Monday, August 27, 2007

Its so CleVR

CleVR is a web application to turn your photos into a Flash 360 degree panoramic view or otherwise known as Virtual Reality (VR). It uses Adobe Air, formerly known as Apollo in its beta. Since I've had panoramic photos in my pc, I tried uploading one, a view from the facade of the main building of the oldest University in Asia - The royal and pontifical University of Santo Tomas. And it was easy, really! and you can add hotspots (links to other panorama) within the panorama itself.

You can stitch photos online in this application but I'd rather stitch offline so I can still tweak it in Photoshop. This is a good application, not to mention free. And it works!

There's a button on the panorama page to email it to a friend. Or you could add it to your blog or website or click one of the little links at the bottom of the page to add it to Facebook etc. You need to intall Adobe Air in your computer to take advamtage of these services and register so you can upload your panoramas. The company uses Amazon's web services for it's hosting which is something like $0.18 per gb of upload or download (bandwith)

below is the (embedded) Flash panorama of UST's main building with hotspots to the football field and UST Hospital




Tuesday, August 14, 2007

XRAY for web developers

XRAY is a tool ( a bookmarklet actually) which behaves like the web developer toolbar by Chris Pederick. But the tool is basic and the web developer toolbar have more features than this, but hey it's free, so I wont complain. Besides sometimes it's not about the tools but how you use that tool. Case in point, you may have the latest Dreamweaver or Photoshop but who among us can honestly say we know each and every feature of this piece of (wonderful) software?

That's why its good to interact with other developers/designers, because you can always learn from anyone, regardless if they are a newbie or an expert. People have different approach, in anything they do, that what makes us unique, that what makes our experience different from everybody else. And that makes learning variable.

Monday, August 13, 2007

CSS Tab Designer

CSS Tab Designer is a unique and easy to use software to help you design css-based lists and tabs visually and without any programming knowledge required!

I've been using this tool to create menus and navigation. But as the designer, you should not be contented by what it produces, you should be able to customize it to your own needs. Not that the output is bad, it's good actually. But it's rare that a menu output from this freeware will suit your project from the very start, you will need customization and you'll need basic CSS knowledge to do that.

Ah yes, it also produces the images that it needs to create those good looking menus, so you wont have to do it manually. You will just need a good image editor to tweak those images to your liking. Go ahead and download it, it's free and you get to practice your CSS skills on customizing your menus.

You can also navigate around it's originating website for more resources other than the CSS tab designer, there are other freewares like the Code export.

Saturday, August 04, 2007

Is God in the Internet?

This is inspired by Max Lucado's book "Grace for the moment". This might well be a spritual insight on the state of the World wide web. or I just maybe nuts :) , you decide.

God's blessing are dispensed according to the riches of his grace, not according to the depth of our faith.

Why is that important to know?

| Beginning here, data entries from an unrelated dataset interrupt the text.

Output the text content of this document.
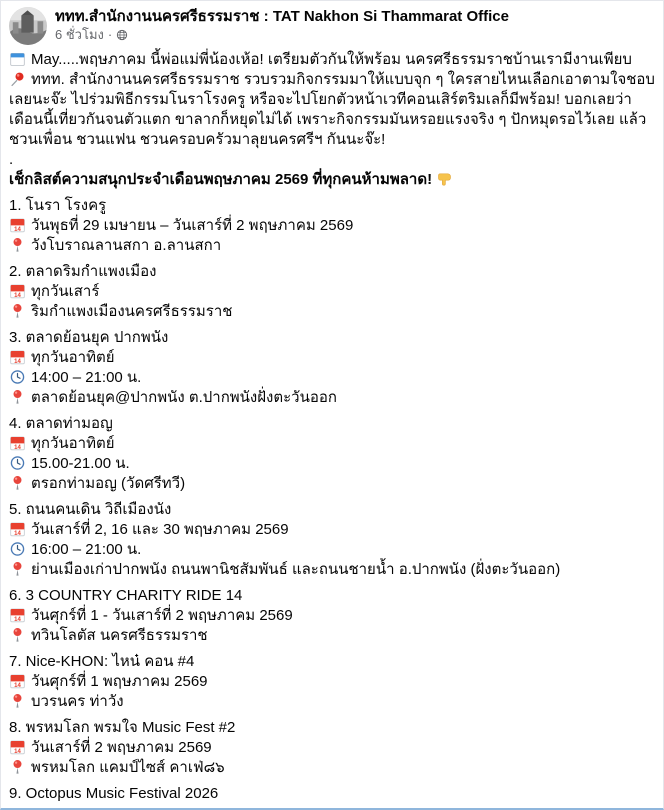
ททท.สำนักงานนครศรีธรรมราช : TAT Nakhon Si Thammarat Office
6 ชั่วโมง ·
May.....พฤษภาคม นี้พ่อแม่พี่น้องเห้อ! เตรียมตัวกันให้พร้อม นครศรีธรรมราชบ้านเรามีงานเพียบ
ททท. สำนักงานนครศรีธรรมราช รวบรวมกิจกรรมมาให้แบบจุก ๆ ใครสายไหนเลือกเอาตามใจชอบเลยนะจ๊ะ ไปร่วมพิธีกรรมโนราโรงครู หรือจะไปโยกตัวหน้าเวทีคอนเสิร์ตริมเลก็มีพร้อม! บอกเลยว่าเดือนนี้เที่ยวกันจนตัวแตก ขาลากก็หยุดไม่ได้ เพราะกิจกรรมมันหรอยแรงจริง ๆ ปักหมุดรอไว้เลย แล้วชวนเพื่อน ชวนแฟน ชวนครอบครัวมาลุยนครศรีฯ กันนะจ๊ะ!
.
เช็กลิสต์ความสนุกประจำเดือนพฤษภาคม 2569 ที่ทุกคนห้ามพลาด!
1. โนรา โรงครู
14 วันพุธที่ 29 เมษายน – วันเสาร์ที่ 2 พฤษภาคม 2569
วังโบราณลานสกา อ.ลานสกา
2. ตลาดริมกำแพงเมือง
14 ทุกวันเสาร์
ริมกำแพงเมืองนครศรีธรรมราช
3. ตลาดย้อนยุค ปากพนัง
14 ทุกวันอาทิตย์
14:00 – 21:00 น.
ตลาดย้อนยุค@ปากพนัง ต.ปากพนังฝั่งตะวันออก
4. ตลาดท่ามอญ
14 ทุกวันอาทิตย์
15.00-21.00 น.
ตรอกท่ามอญ (วัดศรีทวี)
5. ถนนคนเดิน วิถีเมืองนัง
14 วันเสาร์ที่ 2, 16 และ 30 พฤษภาคม 2569
16:00 – 21:00 น.
ย่านเมืองเก่าปากพนัง ถนนพานิชสัมพันธ์ และถนนชายน้ำ อ.ปากพนัง (ฝั่งตะวันออก)
6. 3 COUNTRY CHARITY RIDE 14
14 วันศุกร์ที่ 1 - วันเสาร์ที่ 2 พฤษภาคม 2569
ทวินโลตัส นครศรีธรรมราช
7. Nice-KHON: ไหน๋ คอน #4
14 วันศุกร์ที่ 1 พฤษภาคม 2569
บวรนคร ท่าวัง
8. พรหมโลก พรมใจ Music Fest #2
14 วันเสาร์ที่ 2 พฤษภาคม 2569
พรหมโลก แคมป์ไซส์ คาเฟ่๘๖
9. Octopus Music Festival 2026
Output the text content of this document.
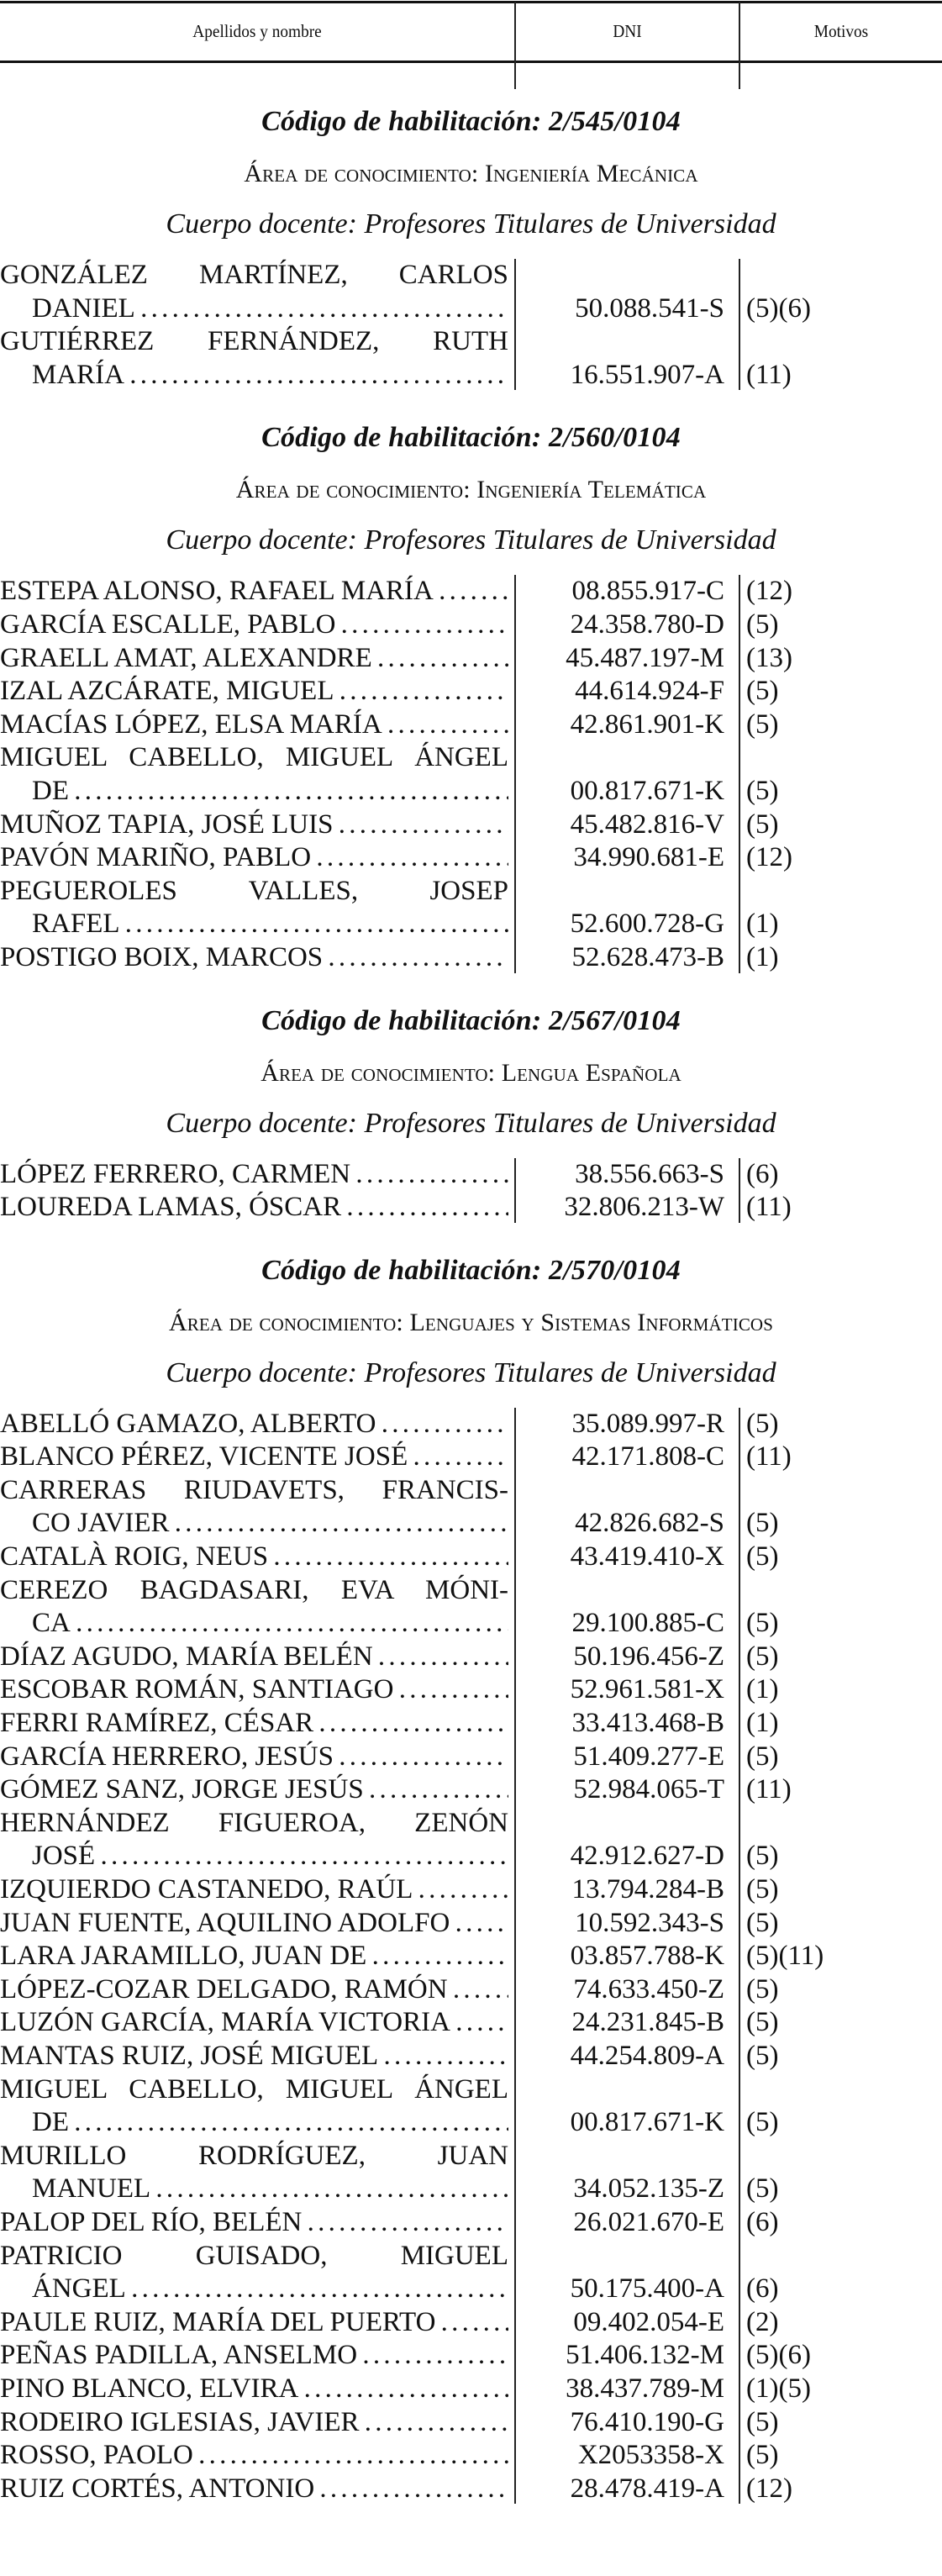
Apellidos y nombre	DNI	Motivos
Código de habilitación: 2/545/0104
Área de conocimiento: Ingeniería Mecánica
Cuerpo docente: Profesores Titulares de Universidad
GONZÁLEZ MARTÍNEZ, CARLOS
DANIEL . . .	50.088.541-S (5)(6)
GUTIÉRREZ FERNÁNDEZ, RUTH
MARÍA . . .	16.551.907-A (11)
Código de habilitación: 2/560/0104
Área de conocimiento: Ingeniería Telemática
Cuerpo docente: Profesores Titulares de Universidad
ESTEPA ALONSO, RAFAEL MARÍA . . .	08.855.917-C (12)
GARCÍA ESCALLE, PABLO . . .	24.358.780-D (5)
GRAELL AMAT, ALEXANDRE . . .	45.487.197-M (13)
IZAL AZCÁRATE, MIGUEL . . .	44.614.924-F (5)
MACÍAS LÓPEZ, ELSA MARÍA . . .	42.861.901-K (5)
MIGUEL CABELLO, MIGUEL ÁNGEL
DE . . .	00.817.671-K (5)
MUÑOZ TAPIA, JOSÉ LUIS . . .	45.482.816-V (5)
PAVÓN MARIÑO, PABLO . . .	34.990.681-E (12)
PEGUEROLES VALLES, JOSEP
RAFEL . . .	52.600.728-G (1)
POSTIGO BOIX, MARCOS . . .	52.628.473-B (1)
Código de habilitación: 2/567/0104
Área de conocimiento: Lengua Española
Cuerpo docente: Profesores Titulares de Universidad
LÓPEZ FERRERO, CARMEN . . .	38.556.663-S (6)
LOUREDA LAMAS, ÓSCAR . . .	32.806.213-W (11)
Código de habilitación: 2/570/0104
Área de conocimiento: Lenguajes y Sistemas Informáticos
Cuerpo docente: Profesores Titulares de Universidad
ABELLÓ GAMAZO, ALBERTO . . .	35.089.997-R (5)
BLANCO PÉREZ, VICENTE JOSÉ . . .	42.171.808-C (11)
CARRERAS RIUDAVETS, FRANCIS-
CO JAVIER . . .	42.826.682-S (5)
CATALÀ ROIG, NEUS . . .	43.419.410-X (5)
CEREZO BAGDASARI, EVA MÓNI-
CA . . .	29.100.885-C (5)
DÍAZ AGUDO, MARÍA BELÉN . . .	50.196.456-Z (5)
ESCOBAR ROMÁN, SANTIAGO . . .	52.961.581-X (1)
FERRI RAMÍREZ, CÉSAR . . .	33.413.468-B (1)
GARCÍA HERRERO, JESÚS . . .	51.409.277-E (5)
GÓMEZ SANZ, JORGE JESÚS . . .	52.984.065-T (11)
HERNÁNDEZ FIGUEROA, ZENÓN
JOSÉ . . .	42.912.627-D (5)
IZQUIERDO CASTANEDO, RAÚL . . .	13.794.284-B (5)
JUAN FUENTE, AQUILINO ADOLFO . . .	10.592.343-S (5)
LARA JARAMILLO, JUAN DE . . .	03.857.788-K (5)(11)
LÓPEZ-COZAR DELGADO, RAMÓN . . .	74.633.450-Z (5)
LUZÓN GARCÍA, MARÍA VICTORIA . . .	24.231.845-B (5)
MANTAS RUIZ, JOSÉ MIGUEL . . .	44.254.809-A (5)
MIGUEL CABELLO, MIGUEL ÁNGEL
DE . . .	00.817.671-K (5)
MURILLO RODRÍGUEZ, JUAN
MANUEL . . .	34.052.135-Z (5)
PALOP DEL RÍO, BELÉN . . .	26.021.670-E (6)
PATRICIO GUISADO, MIGUEL
ÁNGEL . . .	50.175.400-A (6)
PAULE RUIZ, MARÍA DEL PUERTO . . .	09.402.054-E (2)
PEÑAS PADILLA, ANSELMO . . .	51.406.132-M (5)(6)
PINO BLANCO, ELVIRA . . .	38.437.789-M (1)(5)
RODEIRO IGLESIAS, JAVIER . . .	76.410.190-G (5)
ROSSO, PAOLO . . .	X2053358-X (5)
RUIZ CORTÉS, ANTONIO . . .	28.478.419-A (12)
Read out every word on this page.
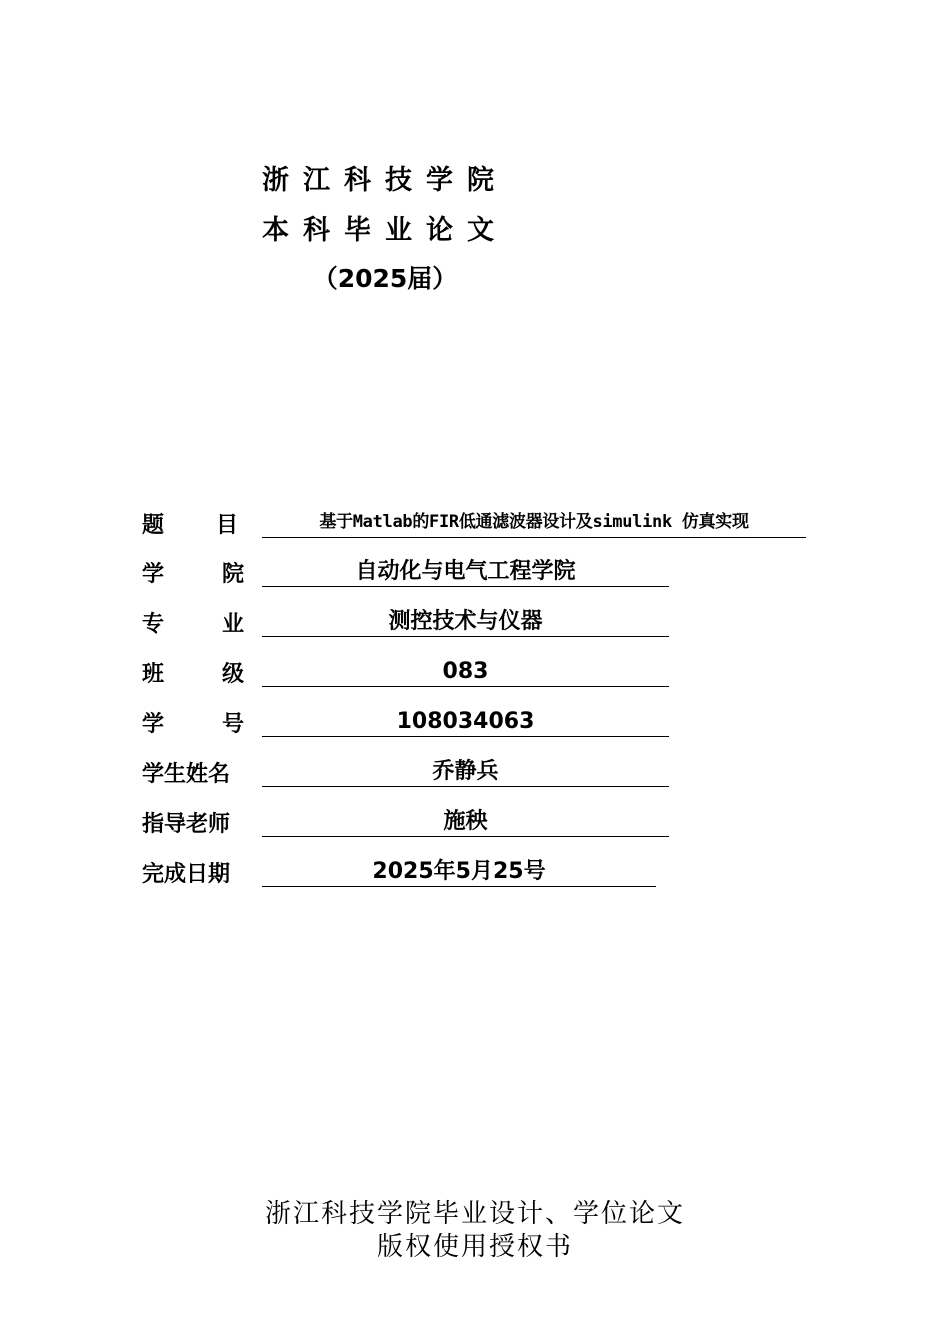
浙江科技学院
本科毕业论文
（2025届）
题目	基于Matlab的FIR低通滤波器设计及simulink 仿真实现
学院	自动化与电气工程学院
专业	测控技术与仪器
班级	083
学号	108034063
学生姓名	乔静兵
指导老师	施秧
完成日期	2025年5月25号
浙江科技学院毕业设计、学位论文
版权使用授权书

So you wont get cynical. Look around you. Arent there more unvalidated html pages than validated ones? Arent there more unusable websites than usable sites? Arent there more inaccessible websites than accessible sites? How can information be maximized if they are not accessible? Isn't information useless when they are not accessible? This is a simple fact, but why are most web developers dont have enough iniatiative to have this problem solved?

So what do we do? Throw up our hands in disgust and walk away? Tell the World Wide Web we cant help them?

No. We dont give up. We look up. We look up to Christ and the W3C to formulate standards that could make data uniform so the whole world may use that data.

We dont give up. We trust. We trust the lord. We trust our fellow developers to improve on the existing solutions and improve on them. We trust that AJAX can be made fully accessible so we can all reap it's benefits.

We dont give up. We believe. We believe that God moves in mysterious ways. That he makes solutions not directly from heaven but thru people. We believe that eventually browsers will contribute to the advancement of others browsers by opening up their technology and research to open source.

And our optism is not hollow. Christ has proven worthy. Isnt it true that the state of internet has improved when it started not too long ago? He has shown that he never fails. That what makes God, God.

So dont give up there is hope, because there is a God.